Roma, 20 mar. (askanews) – Il governo di Taiwan ha messo a punto una serie di emendamenti legislativi alla Legge sulla mobilitazione generale, che regolerebbe la vita del paese durante un’eventuale guerra in caso di invasione della Cina. Lo riferisce oggi il Nikkei Asia.
L’amministrazione della presidente Tsai Ing-wen ha definito il mese scorso una serie di cambiamenti alla norma, dettagliando tutte le misure da prendere per rendere efficiente la catena di comando e la sicurezza nel flusso delle informazioni in caso di conflitto.
La precedente normativa era stata promulgata nel 2011 e non aveva subito particolari modifiche da allora.

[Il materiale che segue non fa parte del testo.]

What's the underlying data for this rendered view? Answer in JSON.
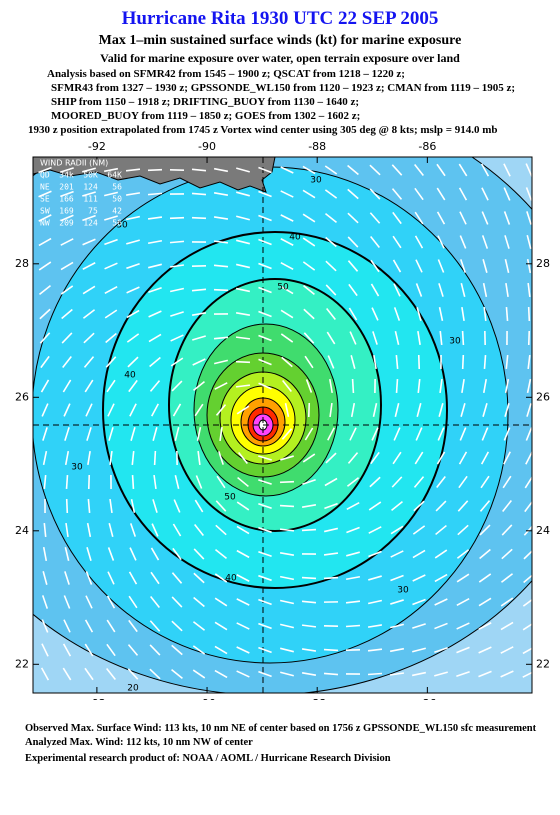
{
  "header": {
    "title": "Hurricane Rita 1930 UTC 22 SEP 2005",
    "subtitle": "Max 1–min sustained surface winds (kt) for marine exposure",
    "note": "Valid for marine exposure over water, open terrain exposure over land",
    "analysis": [
      "Analysis based on  SFMR42 from 1545 – 1900 z;  QSCAT from 1218 – 1220 z;",
      "SFMR43 from 1327 – 1930 z;  GPSSONDE_WL150 from 1120 – 1923 z;  CMAN from 1119 – 1905 z;",
      "SHIP from 1150 – 1918 z;  DRIFTING_BUOY from 1130 – 1640 z;",
      "MOORED_BUOY from 1119 – 1850 z;  GOES from 1302 – 1602 z;"
    ],
    "position": "1930 z position extrapolated from 1745 z Vortex wind center using 305 deg @ 8 kts; mslp = 914.0 mb"
  },
  "map": {
    "xlim": [
      -93.16,
      -84.1
    ],
    "ylim": [
      21.57,
      29.6
    ],
    "xticks": [
      -92,
      -90,
      -88,
      -86
    ],
    "yticks": [
      22,
      24,
      26,
      28
    ],
    "wind_radii": {
      "title": "WIND RADII (NM)",
      "rows": [
        "QD  34k  50K  64K",
        "NE  201  124   56",
        "SE  166  111   50",
        "SW  169   75   42",
        "NW  209  124   56"
      ]
    },
    "contour_labels": [
      30,
      40,
      50,
      30,
      40,
      30,
      50,
      40,
      30,
      30,
      20
    ]
  },
  "footer": {
    "observed": "Observed Max. Surface Wind: 113 kts, 10 nm NE of center based on 1756 z GPSSONDE_WL150 sfc measurement",
    "analyzed": "Analyzed Max. Wind: 112 kts, 10 nm NW of center",
    "credit": "Experimental research product of:  NOAA / AOML / Hurricane Research Division"
  }
}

La mossa di Taipei viene in un momento in cui Pechino sta stringendo la morsa su Taiwan, che considera parte integrante del suo territorio, e si susseguono pressioni da un punto di vista militare.
Lo stesso presidente cinese Xi Jinping non ha mai escluso l’uso della forza per riconquistare Taiwan e la recente invasione russa dell’Ucraina ha accresciuto le preoccupazioni nella leadership taiwanese di un possibile passo aggressivo da parte di Pechino.
Tra le riforme inserite nella nuova versione della legge, anche norme per impedire che media pro-Cina influenzino l’opinione pubblica e diffondano disinformazione e fake news, anche alla luce del fatto che Taiwan si avvia a elezioni presidenziali a gennaio 2024.
Le nuove norme autorizzano il governo, durante il periodo di guerra, di stringere il controllo sui network d’informazione, comprese le piattaforme digitali e le televisioni. I reati di diffusione di disinformazione subirano pene fino a tre anni di prigione.
Questa è certamente la parte più delicata della normativa, che pone domande in termini di libertà di parola e d’informazione. Il principale partito d’opposizione, il Kuomintang (KMT), che ha una posizione più morbida con Pechino, ha già sollevato le questioni.
Il leader del KMT Eric Chu ha segnalato come le riforme proposte dal governo confliggerebbero con diverse normative sulla libertà di parola nell’isola. Inoltre l’opposizione si è anche detta contraria alla parte della revisione che prevede che gruppi studenteschi vengano mobilitati per produrre forniture militari, affermando che la cosa corrisponderebbe all’utilizzo di bambini soldato.